Name: Sint-Jacobskerk en -kapittel Antwerpen. Oud archief
Period: 1304-1802 [1974]
Inventoried scope: 25,3 linear meters
Archive repository: State archives in Antwerp
Heading : Chapters
Authors: Jos van den Nieuwenhuizen — Maarten Coppens
Year of publication: /
Code of the inventory: T13/031
Kerkfabriek, parochie en kapittel van Sint-Jacobs te Antwerpen.
Turfdragersambacht.
Caffa- of zijdestofbewerkersambacht.
Volgens het Liber Memorialis van de kerk gaat de stichting van de kapel van Sint-Jacobs terug tot de aankoop van een stuk grond in 1404, met het oog om er een kapel op te bouwen. De kapel zou voltooid zijn geweest in 1413, en de eerste mis werd er gezongen in 1416, op de dag van de processie waarin het beeld van Sint-Jacob werd rondgedragen.
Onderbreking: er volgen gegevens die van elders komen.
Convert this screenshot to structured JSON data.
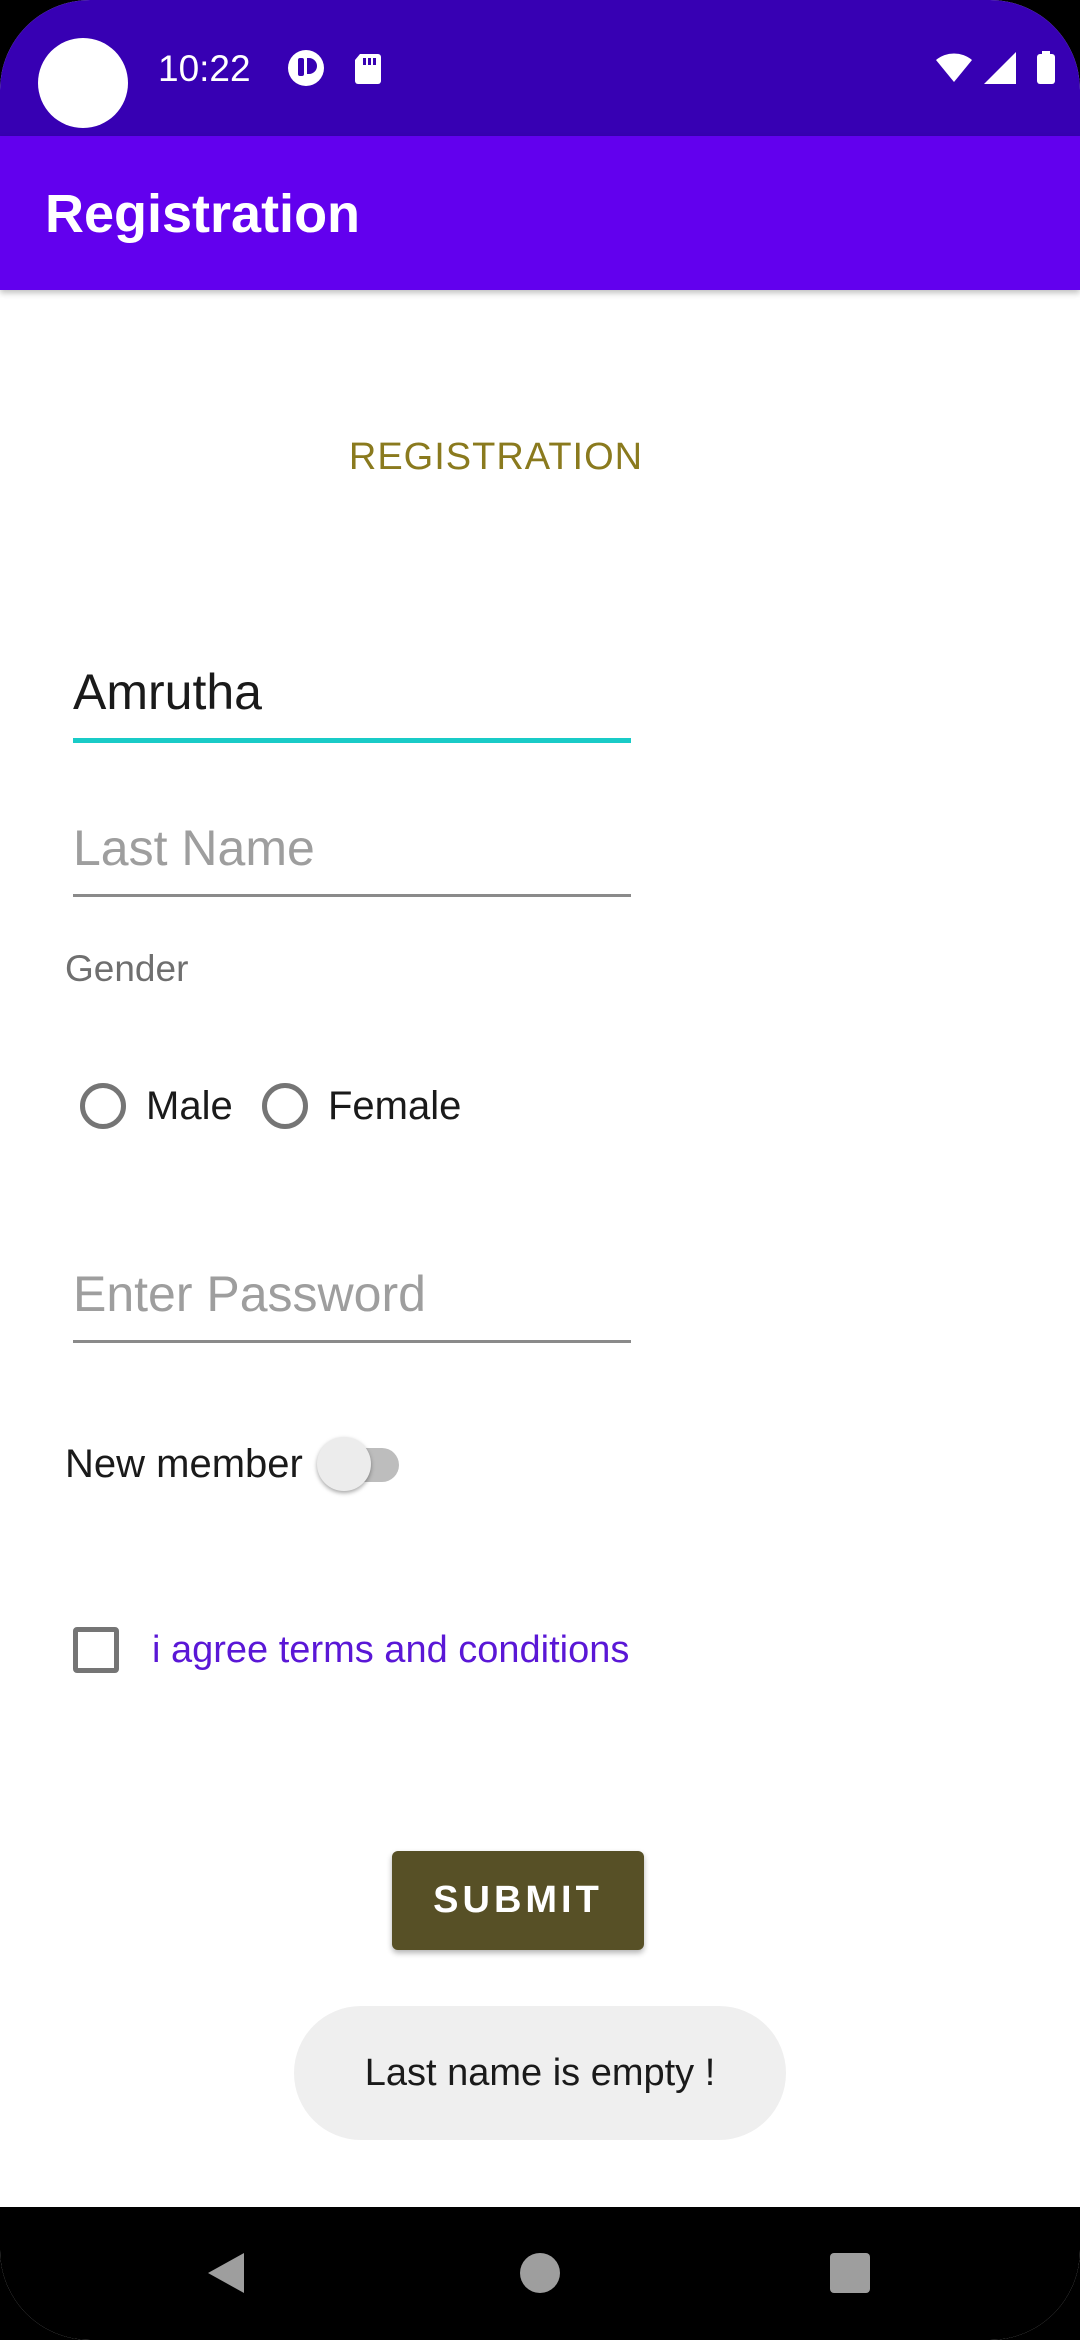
{
  "status_bar": {
    "time": "10:22",
    "background": "#3700b3",
    "left_icons": [
      "app-notification-icon",
      "sd-card-icon"
    ],
    "right_icons": [
      "wifi-icon",
      "cell-signal-icon",
      "battery-icon"
    ]
  },
  "app_bar": {
    "title": "Registration",
    "background": "#6200ee"
  },
  "form": {
    "heading": "REGISTRATION",
    "first_name": {
      "value": "Amrutha",
      "placeholder": ""
    },
    "last_name": {
      "value": "",
      "placeholder": "Last Name"
    },
    "gender_label": "Gender",
    "gender_options": [
      {
        "label": "Male",
        "checked": false
      },
      {
        "label": "Female",
        "checked": false
      }
    ],
    "password": {
      "value": "",
      "placeholder": "Enter Password"
    },
    "new_member": {
      "label": "New member",
      "on": false
    },
    "terms": {
      "label": "i agree terms and conditions",
      "checked": false
    },
    "submit_label": "SUBMIT"
  },
  "toast": {
    "message": "Last name is empty !"
  },
  "nav_bar": {
    "buttons": [
      "back-icon",
      "home-icon",
      "recents-icon"
    ]
  },
  "colors": {
    "accent_focus": "#19cbc7",
    "heading": "#8a7a1e",
    "submit": "#575026",
    "link": "#5a17d6"
  }
}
Vanaf 1422 werd er jaarlijks een kapelmeester aangesteld.
Tot 1477-1479 was er officieel maar één parochie in Antwerpen, de Onze-Lieve-Vrouwekerk. De andere kerken waren kapellen en dochterkerken. Vele Antwerpse burgers streefden naar het toekennen van officiële parochierechten voor Sint-Joris, Sint-Walburgis en Sint-Jacobs. De politieke opstand van 1477 zorgde voor een doorbraak, en in 1479 werd officieel de parochie van Sint-Jacobs opgericht, mede op vraag van het Antwerpse stadsbestuur. In 1491 werd de eerste steen gelegd van de toren van de nieuwe kerk. De bouwwerken werden uitgevoerd onder leiding van Herman de Wagemaekere en later zijn zonen Domien en Herman, bijgestaan vanaf 1525 door Rombout Keldermans. De bouw leidde tot ernstige financiële problemen, die leidden tot de oprichting van een keizerlijke commissie in 1533. Tussen 1534 en 1540 lagen de werken stil.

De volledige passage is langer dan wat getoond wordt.